10 g of water at `70^@C` is mixed with 5 g of water at `30^@C`. Find the temperature of the mixture in equilibrium. Specific heat of water is `1 cal//g-^@C`.

To find the equilibrium temperature of the mixture of two water samples, we can use the principle of conservation of energy.
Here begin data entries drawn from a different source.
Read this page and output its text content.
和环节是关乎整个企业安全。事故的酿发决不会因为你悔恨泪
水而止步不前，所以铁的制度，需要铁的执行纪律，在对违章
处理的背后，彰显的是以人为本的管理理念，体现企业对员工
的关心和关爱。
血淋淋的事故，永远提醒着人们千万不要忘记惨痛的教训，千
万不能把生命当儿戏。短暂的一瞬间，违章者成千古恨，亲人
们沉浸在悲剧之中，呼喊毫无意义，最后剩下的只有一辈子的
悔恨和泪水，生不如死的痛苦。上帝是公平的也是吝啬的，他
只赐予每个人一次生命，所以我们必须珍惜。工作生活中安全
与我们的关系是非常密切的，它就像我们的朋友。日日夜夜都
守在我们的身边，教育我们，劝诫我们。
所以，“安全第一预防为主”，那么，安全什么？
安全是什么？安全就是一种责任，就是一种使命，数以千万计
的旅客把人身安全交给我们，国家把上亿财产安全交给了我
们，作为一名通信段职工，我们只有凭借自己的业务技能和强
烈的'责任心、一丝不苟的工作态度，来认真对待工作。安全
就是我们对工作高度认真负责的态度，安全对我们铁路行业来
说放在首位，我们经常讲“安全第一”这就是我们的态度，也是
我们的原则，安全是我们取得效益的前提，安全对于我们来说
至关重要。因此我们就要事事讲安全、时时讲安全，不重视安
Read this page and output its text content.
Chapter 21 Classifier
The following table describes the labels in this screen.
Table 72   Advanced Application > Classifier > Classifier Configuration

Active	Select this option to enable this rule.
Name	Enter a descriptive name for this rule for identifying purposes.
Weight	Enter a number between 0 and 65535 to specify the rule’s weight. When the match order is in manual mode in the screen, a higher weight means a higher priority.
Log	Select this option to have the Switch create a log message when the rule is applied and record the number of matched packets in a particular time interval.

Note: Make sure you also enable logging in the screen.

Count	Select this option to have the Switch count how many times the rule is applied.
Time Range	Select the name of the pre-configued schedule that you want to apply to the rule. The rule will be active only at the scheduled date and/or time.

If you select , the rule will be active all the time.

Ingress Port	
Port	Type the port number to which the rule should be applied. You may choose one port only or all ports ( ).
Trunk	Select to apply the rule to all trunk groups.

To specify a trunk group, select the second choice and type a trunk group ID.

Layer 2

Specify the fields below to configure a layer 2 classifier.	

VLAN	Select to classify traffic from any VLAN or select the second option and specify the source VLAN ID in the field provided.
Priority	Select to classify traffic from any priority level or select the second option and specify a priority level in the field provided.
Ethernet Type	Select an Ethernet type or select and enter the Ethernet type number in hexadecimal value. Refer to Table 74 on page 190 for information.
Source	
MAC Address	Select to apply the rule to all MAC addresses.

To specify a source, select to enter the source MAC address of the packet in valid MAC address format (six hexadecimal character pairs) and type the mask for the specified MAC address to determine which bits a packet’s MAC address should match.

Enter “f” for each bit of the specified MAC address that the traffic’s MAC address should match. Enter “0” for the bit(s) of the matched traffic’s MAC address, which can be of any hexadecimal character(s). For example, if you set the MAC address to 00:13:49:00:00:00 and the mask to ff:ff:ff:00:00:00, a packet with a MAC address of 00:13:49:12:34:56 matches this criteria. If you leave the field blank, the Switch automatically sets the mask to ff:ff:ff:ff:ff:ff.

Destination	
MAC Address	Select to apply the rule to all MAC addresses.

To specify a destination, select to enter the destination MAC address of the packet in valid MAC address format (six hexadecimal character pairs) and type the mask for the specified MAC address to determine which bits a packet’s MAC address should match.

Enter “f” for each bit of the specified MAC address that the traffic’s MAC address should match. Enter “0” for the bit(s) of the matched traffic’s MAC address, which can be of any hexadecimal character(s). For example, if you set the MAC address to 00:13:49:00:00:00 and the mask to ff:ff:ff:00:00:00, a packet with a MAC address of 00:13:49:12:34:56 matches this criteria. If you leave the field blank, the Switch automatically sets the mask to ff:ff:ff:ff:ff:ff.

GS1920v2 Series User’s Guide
The heat lost by the hotter water will be equal to the heat gained by the cooler water. ### Step-by-Step Solution: 1. **Identify the known values**: - Mass of water at 70°C, \( m_1 = 10 \, \text{g} \) - Initial temperature of water at 70°C, \( T_1 = 70 \, \text{°C} \) - Mass of water at 30°C, \( m_2 = 5 \, \text{g} \) - Initial temperature of water at 30°C, \( T_2 = 30 \, \text{°C} \) - Specific heat of water, \( c = 1 \, \text{cal/g°C} \) 2. **Set up the heat transfer equation**: The heat lost by the hot water will be equal to the heat gained by the cold water: \[ m_1 \cdot c \cdot (T_1 - T) = m_2 \cdot c \cdot (T - T_2) \] Here, \( T \) is the final equilibrium temperature. 3. **Substitute the known values into the equation**: \[ 10 \cdot 1 \cdot (70 - T) = 5 \cdot 1 \cdot (T - 30) \] 4. **Simplify the equation**: \[ 10(70 - T) = 5(T - 30) \] Expanding both sides gives: \[ 700 - 10T = 5T - 150 \] 5. **Rearrange the equation to solve for \( T \)**: Combine like terms: \[ 700 + 150 = 10T + 5T \] \[ 850 = 15T \] 6. **Solve for \( T \)**: \[ T = \frac{850}{15} = 56.67 \, \text{°C} \] ### Final Answer: The temperature of the mixture in equilibrium is approximately \( 56.67 \, \text{°C} \).